Le message est ciselé : il s’agit d’un accueil “transitoire”, sous “titres de court séjour”, et non d’une installation durable. Dans une nation où la souveraineté est un trésor jalousement gardé, le gouvernement Tshisekedi trace une ligne rouge claire : la RDC est un partenaire humanitaire, mais pas une terre d’asile par défaut. Le montage financier de l’opération achève de lever toute ambiguïté sur l’équilibre des intérêts en présence.

La prise en charge étant intégralement supportée par le Trésor américain, la RDC prête son territoire sans exposer ses finances publiques, pourtant exsangues. Ce modèle de “sous-traitance humanitaire” permet à Washington de gérer un flux migratoire sensible loin de ses côtes médiatiques, tout en offrant à Kinshasa un levier de négociation non négligeable dans ses relations avec l’Occident.
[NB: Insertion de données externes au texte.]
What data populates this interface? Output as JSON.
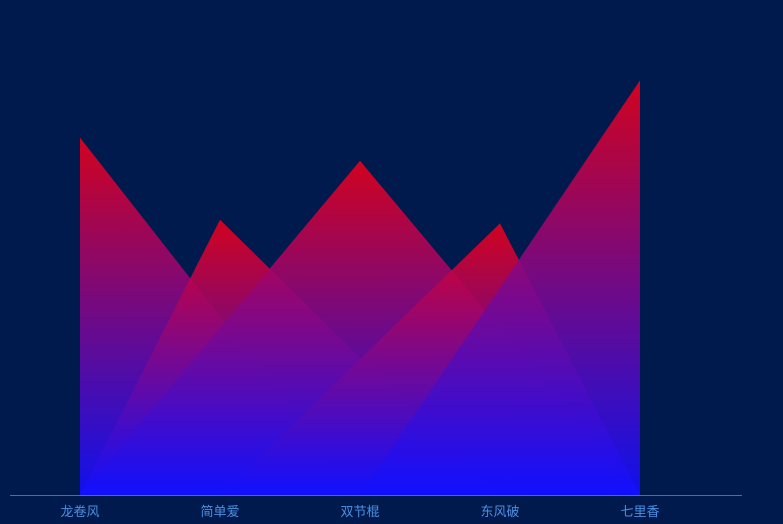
{
  "page": {
    "background": "#001a4d"
  },
  "chart_data": {
    "type": "area",
    "style": "pictorial-triangle",
    "categories": [
      "龙卷风",
      "简单爱",
      "双节棍",
      "东风破",
      "七里香"
    ],
    "peaks": [
      {
        "category_index": 0,
        "value": 100
      },
      {
        "category_index": 1,
        "value": 77
      },
      {
        "category_index": 2,
        "value": 93.5
      },
      {
        "category_index": 3,
        "value": 76
      },
      {
        "category_index": 4,
        "value": 116
      }
    ],
    "ylim": [
      0,
      128
    ],
    "gradient": {
      "top": "#e8001a",
      "bottom": "#1010ff"
    },
    "fill_opacity": 0.9,
    "axis_color": "#3a6fd1",
    "tick_label_color": "#4a90e2",
    "grid": false,
    "legend": "none"
  }
}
C’est une transaction tacite où la générosité affichée sert de paravent à un réalisme politique froid : l’hospitalité congolaise est temporaire, financée, et révocable. Si le chiffre de 15 personnes semble dérisoire au regard des millions de déplacés internes que compte déjà le Congo, la portée symbolique est immense. En pleine crise sécuritaire dans l’Est, le pouvoir central démontre sa capacité à contrôler ses frontières et à organiser des flux migratoires “ordonnés” selon des standards internationaux.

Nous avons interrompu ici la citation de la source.